3 Indians allege police abuse in Singapore riot case
Three Indian, facing charges in Singapore court for their alleged roles in December 8 riots here, have filed a formal complaint of police assault with the Internal Affairs Office (IAO) here, The Straits Times reported on Thursday.Updated: Jan 09, 2014 21:47 IST
Three Indian, facing charges in Singapore court for their alleged roles in December 8 riots here, have filed a formal complaint of police assault with the Internal Affairs Office (IAO) here, The Straits Times reported on Thursday.
The trio are IT product manager Arun Kaliamurthy, 28, who was visiting Singapore as a tourist when he was implicated in the riot, Rajendran Mohan, 25, and Ravi Arun Vengatesh, 24, who were working here but were alleged to have rioted.
The three alleged they were physically assaulted, and subjected to insults and threats, to get them to admit to their roles in the riot, Singapore's worst street violence in 40 years which left 39 Home Team/Police officers injured and 25 government vehicles damaged.
The three are out on bail. They were arrested from separate places after the riot, and are part of 25 Indian nationals facing court charges for rioting in Singapore's Little India, a precinct of Indian-origin businesses, eateries and pubs where South Asians working in Singapore spend their day off.
Their lawyer, M. Ravi, urged a "fair and just" probe by the IAO into the allegations. The IAO is an independent unit of the Singapore Police Force that investigates disciplinary offences or crimes committed by officers during the course of their work. The IAO had taken statements from the three after they raised the allegations in court last month.
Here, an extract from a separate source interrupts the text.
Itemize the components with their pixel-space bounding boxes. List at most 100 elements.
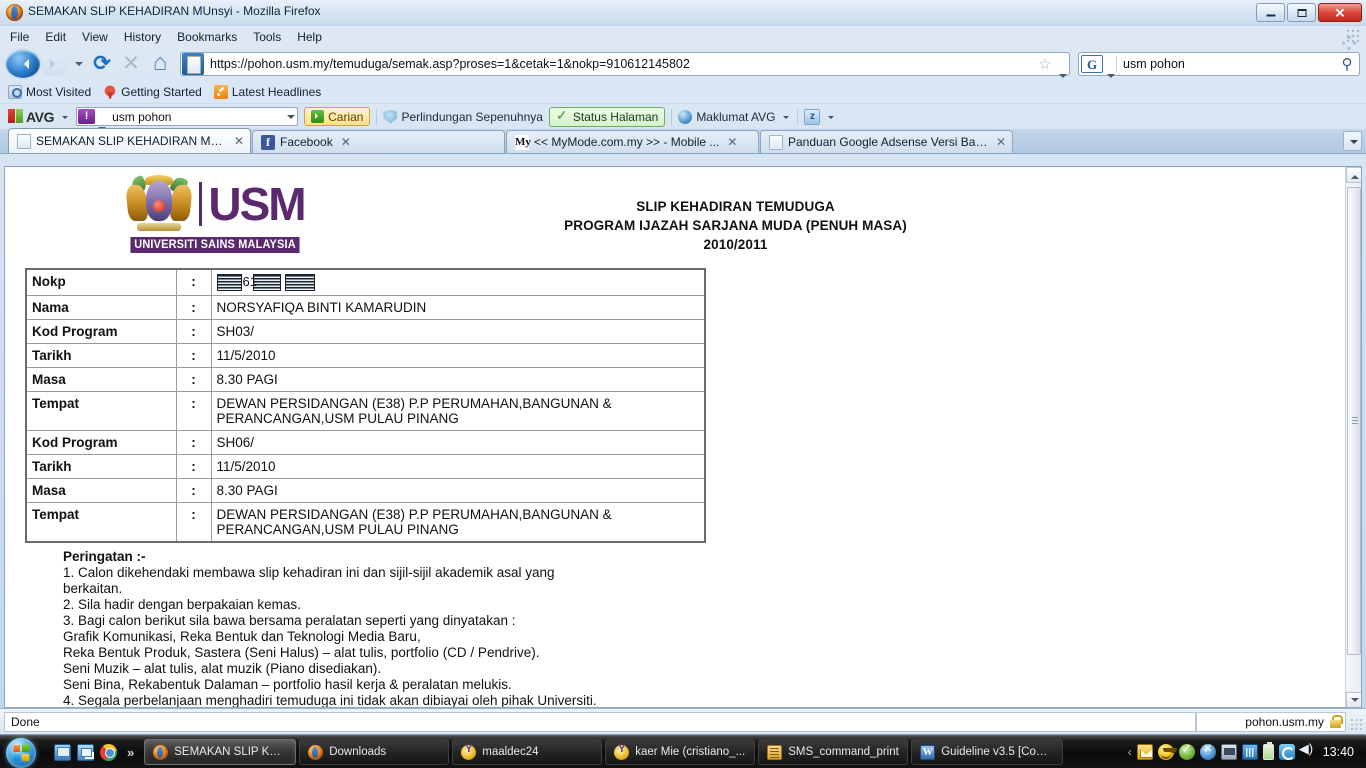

Rajendran had alleged that he was coerced to admit involvement in the riot, even if innocent, to accept blame "for the other Tamils who did indeed participate." The Straits Times cited Rajendran as saying that he was told if he did not confess, he would be "sent home in a body bag".
Arun said he was slapped and punched, including by a female officer.
Allegations of abuse first came up in court on December 17. Responding then, Singapore's Second Minister for Home Affairs, S. Iswaran, had said such claims were viewed seriously and would be investigated thoroughly.